I love hiking! I love being outside, in large part because my work largely keeps me inside, and inside a city at that. Every time I go to the mountains my batteries get recharged.
Maybe it's just due to Facebook, but boy there seem to be a lot of people for whom hiking has become work. They post about their "goals for the winter." They post the number of the mountain before even the name--and many of these folks are doing so having hiked barely a dozen mountains. Maybe it isn't true, but I get the sense that those folks will not repeat a mountain before finishing off their 48, not for anything.
I read the question carefully and then I read the entire thread and the first response that came into my head was, what difference can it possibly make? (my tone here is friendly) Each person hikes for their own personal reason and the role that lists play is a bit different for each one. Nevertheless, just like with anthropology, I find the commonalities between people and populations to be of greater interest than the differences, which have been compared to as just different foam on the same beer. The sense I get from reading TR's of people who are completing peak lists is that the list itself becomes a sort of meta-experience that binds the individual hikes into a unified goal. And, humans are DNA-bound to be goal oriented in order to have survived. The list is a modern-day fun facsimile for actual survival. (we'd have to put hikers into functional MRI to verify that
) So, for first-timers, all caught up with the thrill and excitement of the "chase" of the list it's easy to understand not wanting to do "off-list" hikes.
And then some people like creating (contriving) really big goals, such as monthly and even weekly grids.
One indication to the power of the draw is that a list may serve to galvanize so many people into going out and hiking peaks of lesser interest in order to complete the list (no views, bad trails, long feature-poor approaches) or in bad weather. The boring peak gives increased meaning to all the other peaks. I think this is a great window that informs us as to human nature.
Also, we are a highly social species so doing a list serves to bind people into a community. There's that common experience that can be shared and talked about.
I think there is a difference between saying, "I love hiking, and I use a list to get me out to mountains I otherwise wouldn't hike." and "I'm hiking a list, and don't even think of asking me to hike a mountain when I've already checked the box off my spreadsheet."
It feels like the longer I'm in the hiking world, the larger the percentage of people I see in the latter category.

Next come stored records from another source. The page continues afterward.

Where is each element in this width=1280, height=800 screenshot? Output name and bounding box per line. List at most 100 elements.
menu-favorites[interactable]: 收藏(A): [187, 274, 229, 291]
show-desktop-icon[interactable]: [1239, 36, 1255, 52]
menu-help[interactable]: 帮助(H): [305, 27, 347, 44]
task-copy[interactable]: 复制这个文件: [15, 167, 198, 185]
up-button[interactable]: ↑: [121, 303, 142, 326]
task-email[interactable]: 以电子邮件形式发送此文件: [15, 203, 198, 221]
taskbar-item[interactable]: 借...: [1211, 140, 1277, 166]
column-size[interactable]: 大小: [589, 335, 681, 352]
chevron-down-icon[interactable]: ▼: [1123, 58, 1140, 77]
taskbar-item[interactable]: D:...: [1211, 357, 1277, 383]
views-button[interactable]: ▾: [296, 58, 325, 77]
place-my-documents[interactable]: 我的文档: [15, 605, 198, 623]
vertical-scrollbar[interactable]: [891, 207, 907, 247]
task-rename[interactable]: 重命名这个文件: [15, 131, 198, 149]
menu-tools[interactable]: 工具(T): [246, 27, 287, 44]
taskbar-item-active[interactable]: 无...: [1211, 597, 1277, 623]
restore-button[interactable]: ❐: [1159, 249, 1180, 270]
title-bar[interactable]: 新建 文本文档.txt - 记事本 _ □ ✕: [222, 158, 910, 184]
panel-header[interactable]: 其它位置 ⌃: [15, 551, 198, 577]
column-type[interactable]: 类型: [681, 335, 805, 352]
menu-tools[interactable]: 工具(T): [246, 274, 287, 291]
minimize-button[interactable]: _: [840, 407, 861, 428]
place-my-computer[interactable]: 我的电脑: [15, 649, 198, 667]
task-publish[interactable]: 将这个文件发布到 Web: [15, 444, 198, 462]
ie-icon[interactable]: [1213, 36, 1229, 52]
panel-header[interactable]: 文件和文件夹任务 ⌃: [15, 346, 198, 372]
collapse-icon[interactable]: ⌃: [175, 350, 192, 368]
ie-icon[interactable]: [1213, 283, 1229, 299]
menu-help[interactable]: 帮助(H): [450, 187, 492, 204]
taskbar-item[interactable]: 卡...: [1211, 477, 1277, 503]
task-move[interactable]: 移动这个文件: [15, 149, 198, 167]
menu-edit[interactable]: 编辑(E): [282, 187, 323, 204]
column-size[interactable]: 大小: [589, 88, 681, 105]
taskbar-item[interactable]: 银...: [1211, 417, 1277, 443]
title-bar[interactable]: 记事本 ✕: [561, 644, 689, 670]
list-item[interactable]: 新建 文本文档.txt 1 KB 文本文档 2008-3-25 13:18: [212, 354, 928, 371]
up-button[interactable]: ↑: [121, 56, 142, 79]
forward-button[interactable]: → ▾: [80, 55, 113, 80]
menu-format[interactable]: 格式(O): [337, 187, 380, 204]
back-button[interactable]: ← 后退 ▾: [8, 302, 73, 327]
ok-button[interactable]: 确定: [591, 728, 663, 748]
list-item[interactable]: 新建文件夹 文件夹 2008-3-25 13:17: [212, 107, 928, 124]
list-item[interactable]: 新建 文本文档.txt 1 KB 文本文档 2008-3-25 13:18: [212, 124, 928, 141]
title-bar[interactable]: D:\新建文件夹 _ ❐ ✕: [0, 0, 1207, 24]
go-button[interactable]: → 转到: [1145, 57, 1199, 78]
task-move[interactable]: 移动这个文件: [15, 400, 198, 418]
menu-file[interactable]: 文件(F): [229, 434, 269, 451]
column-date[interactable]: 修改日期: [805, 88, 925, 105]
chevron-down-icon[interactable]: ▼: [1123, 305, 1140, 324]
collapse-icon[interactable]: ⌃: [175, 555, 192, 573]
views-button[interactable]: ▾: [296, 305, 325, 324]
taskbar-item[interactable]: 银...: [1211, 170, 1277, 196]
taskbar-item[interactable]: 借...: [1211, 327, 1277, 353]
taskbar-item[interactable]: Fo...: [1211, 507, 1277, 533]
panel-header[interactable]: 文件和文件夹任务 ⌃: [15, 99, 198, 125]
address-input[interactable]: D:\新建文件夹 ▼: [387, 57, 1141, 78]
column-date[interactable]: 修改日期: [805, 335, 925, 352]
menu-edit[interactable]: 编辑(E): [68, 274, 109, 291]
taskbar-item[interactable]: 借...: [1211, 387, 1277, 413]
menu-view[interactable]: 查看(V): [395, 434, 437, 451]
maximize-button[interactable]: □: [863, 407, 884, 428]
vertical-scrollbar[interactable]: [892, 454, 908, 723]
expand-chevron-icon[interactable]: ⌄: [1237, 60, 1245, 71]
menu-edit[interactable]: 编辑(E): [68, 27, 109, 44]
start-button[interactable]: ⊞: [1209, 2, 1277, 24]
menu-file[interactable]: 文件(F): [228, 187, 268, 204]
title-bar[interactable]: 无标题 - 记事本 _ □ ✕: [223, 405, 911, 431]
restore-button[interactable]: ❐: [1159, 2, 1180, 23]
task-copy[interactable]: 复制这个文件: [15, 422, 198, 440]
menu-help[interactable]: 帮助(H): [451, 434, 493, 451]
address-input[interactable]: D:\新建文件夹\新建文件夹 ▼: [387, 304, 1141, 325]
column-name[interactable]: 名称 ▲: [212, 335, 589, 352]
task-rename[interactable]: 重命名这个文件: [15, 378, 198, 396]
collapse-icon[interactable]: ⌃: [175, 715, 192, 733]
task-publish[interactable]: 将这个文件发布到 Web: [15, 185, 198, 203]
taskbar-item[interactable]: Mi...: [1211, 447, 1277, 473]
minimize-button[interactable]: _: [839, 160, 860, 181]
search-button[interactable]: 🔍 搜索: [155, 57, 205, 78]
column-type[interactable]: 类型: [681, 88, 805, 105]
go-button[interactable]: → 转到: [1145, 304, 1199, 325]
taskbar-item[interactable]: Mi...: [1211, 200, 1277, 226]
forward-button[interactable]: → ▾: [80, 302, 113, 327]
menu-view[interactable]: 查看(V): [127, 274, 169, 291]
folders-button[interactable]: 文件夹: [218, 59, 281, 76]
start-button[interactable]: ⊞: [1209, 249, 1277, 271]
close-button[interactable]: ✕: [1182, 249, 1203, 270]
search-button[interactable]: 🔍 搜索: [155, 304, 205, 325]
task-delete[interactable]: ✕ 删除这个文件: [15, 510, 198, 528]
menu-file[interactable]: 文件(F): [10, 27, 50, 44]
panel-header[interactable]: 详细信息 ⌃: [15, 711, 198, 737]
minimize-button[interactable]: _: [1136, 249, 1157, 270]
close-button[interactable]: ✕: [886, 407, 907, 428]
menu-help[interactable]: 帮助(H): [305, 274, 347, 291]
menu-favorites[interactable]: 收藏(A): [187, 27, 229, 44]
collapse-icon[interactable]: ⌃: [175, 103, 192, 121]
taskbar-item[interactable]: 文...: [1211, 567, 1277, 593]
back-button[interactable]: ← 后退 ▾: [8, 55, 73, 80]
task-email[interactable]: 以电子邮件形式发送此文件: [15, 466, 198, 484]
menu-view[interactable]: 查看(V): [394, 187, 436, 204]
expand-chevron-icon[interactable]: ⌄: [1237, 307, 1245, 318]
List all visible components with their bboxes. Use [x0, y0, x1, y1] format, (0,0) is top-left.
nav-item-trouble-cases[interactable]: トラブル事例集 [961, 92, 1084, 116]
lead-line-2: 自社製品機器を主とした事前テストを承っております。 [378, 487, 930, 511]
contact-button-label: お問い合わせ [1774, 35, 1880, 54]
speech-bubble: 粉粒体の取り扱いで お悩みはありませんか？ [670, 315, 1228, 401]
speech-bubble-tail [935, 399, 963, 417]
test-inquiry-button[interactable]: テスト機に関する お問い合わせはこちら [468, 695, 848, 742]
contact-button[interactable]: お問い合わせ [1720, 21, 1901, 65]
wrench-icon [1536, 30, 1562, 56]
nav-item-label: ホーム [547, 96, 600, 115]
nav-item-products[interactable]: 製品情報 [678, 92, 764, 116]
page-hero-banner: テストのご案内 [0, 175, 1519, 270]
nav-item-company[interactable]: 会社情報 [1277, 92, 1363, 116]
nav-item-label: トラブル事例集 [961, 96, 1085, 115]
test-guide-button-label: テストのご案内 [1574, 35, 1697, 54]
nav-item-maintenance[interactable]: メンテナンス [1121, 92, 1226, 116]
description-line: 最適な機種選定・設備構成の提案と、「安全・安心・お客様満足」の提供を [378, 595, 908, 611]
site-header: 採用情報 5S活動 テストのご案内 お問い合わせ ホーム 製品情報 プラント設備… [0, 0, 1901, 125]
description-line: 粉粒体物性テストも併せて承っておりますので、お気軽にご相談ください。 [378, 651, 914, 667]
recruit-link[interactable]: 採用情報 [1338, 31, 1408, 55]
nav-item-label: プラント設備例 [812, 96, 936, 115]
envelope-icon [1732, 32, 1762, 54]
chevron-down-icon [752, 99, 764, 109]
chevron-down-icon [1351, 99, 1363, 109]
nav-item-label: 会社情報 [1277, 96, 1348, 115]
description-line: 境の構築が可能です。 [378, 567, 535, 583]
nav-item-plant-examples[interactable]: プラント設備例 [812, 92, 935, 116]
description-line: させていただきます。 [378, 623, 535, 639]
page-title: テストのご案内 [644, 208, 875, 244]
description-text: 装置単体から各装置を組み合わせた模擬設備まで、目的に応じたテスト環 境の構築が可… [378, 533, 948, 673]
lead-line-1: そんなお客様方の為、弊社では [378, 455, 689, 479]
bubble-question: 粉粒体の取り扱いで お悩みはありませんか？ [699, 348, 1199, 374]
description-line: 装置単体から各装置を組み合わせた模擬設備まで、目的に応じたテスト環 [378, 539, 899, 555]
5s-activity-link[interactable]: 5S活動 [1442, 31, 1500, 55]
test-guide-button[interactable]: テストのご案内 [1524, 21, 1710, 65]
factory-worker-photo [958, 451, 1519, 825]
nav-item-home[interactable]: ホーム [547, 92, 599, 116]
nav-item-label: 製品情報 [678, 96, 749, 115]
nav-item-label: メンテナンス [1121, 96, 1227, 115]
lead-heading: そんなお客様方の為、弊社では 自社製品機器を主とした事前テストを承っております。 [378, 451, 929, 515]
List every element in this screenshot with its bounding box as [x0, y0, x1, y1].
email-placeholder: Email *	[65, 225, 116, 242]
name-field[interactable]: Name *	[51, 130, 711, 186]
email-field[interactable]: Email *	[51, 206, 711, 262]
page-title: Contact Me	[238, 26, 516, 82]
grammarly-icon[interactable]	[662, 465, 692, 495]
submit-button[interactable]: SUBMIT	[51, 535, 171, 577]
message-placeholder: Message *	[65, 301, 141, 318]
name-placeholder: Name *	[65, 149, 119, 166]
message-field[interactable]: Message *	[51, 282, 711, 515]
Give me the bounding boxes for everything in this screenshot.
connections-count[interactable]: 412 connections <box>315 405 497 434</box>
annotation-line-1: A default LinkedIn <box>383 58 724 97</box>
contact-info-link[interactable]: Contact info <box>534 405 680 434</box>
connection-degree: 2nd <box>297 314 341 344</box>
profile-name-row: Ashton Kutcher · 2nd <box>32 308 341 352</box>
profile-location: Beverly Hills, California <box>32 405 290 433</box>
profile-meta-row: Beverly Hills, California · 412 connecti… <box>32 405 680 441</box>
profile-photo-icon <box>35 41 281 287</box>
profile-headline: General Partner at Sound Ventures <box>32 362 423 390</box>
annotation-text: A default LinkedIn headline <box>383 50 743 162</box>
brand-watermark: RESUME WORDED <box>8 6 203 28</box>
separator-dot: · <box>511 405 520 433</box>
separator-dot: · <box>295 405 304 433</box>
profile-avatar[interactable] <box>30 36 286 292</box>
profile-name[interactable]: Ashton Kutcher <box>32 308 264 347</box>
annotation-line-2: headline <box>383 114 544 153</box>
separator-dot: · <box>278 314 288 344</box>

Without an actual unbiased survey I think this is speculative.
Maybe this is a loss, or maybe it's just inevitable if one goes to the mountains a lot. It just seems to me that there are a lot of people who don't go to the mountains a lot and still take the latter approach, for better or for worse.
This takes me back to the first answer I gave above. The reason I don't think it matters is that the thought processes that underlie other hikers' motivations and hiking experiences have no impact upon my own experience. Perhaps their attitudes will, in some convoluted way, affect my own experience down the road but I don't see how on first view.
As for Facebook, that's a whole 'nuther thread on its own. I see FB more as "look at me" whereas forums are more about sharing of info. Nevertheless, FB is also about keeping in touch with non-hiking family and friends. But as more and more forum people join FB they end up becoming friends and next thing you know rather than post on the forums and on FB they choose FB. The potent networking of FB does the rest. It's impossible to predict where people will take social media over the next few years. Who would have predicted the selfie and the selfie stick 10 years ago? Young women in Britain have been reported to spend 5 hours a week taking selfies.
Edit: To answer the question of the thread title: Yes. I hiked for about thirty years without "resorting" to lists. In fact I only learned of the list phenom when I began hiking in the NE in my late 40's.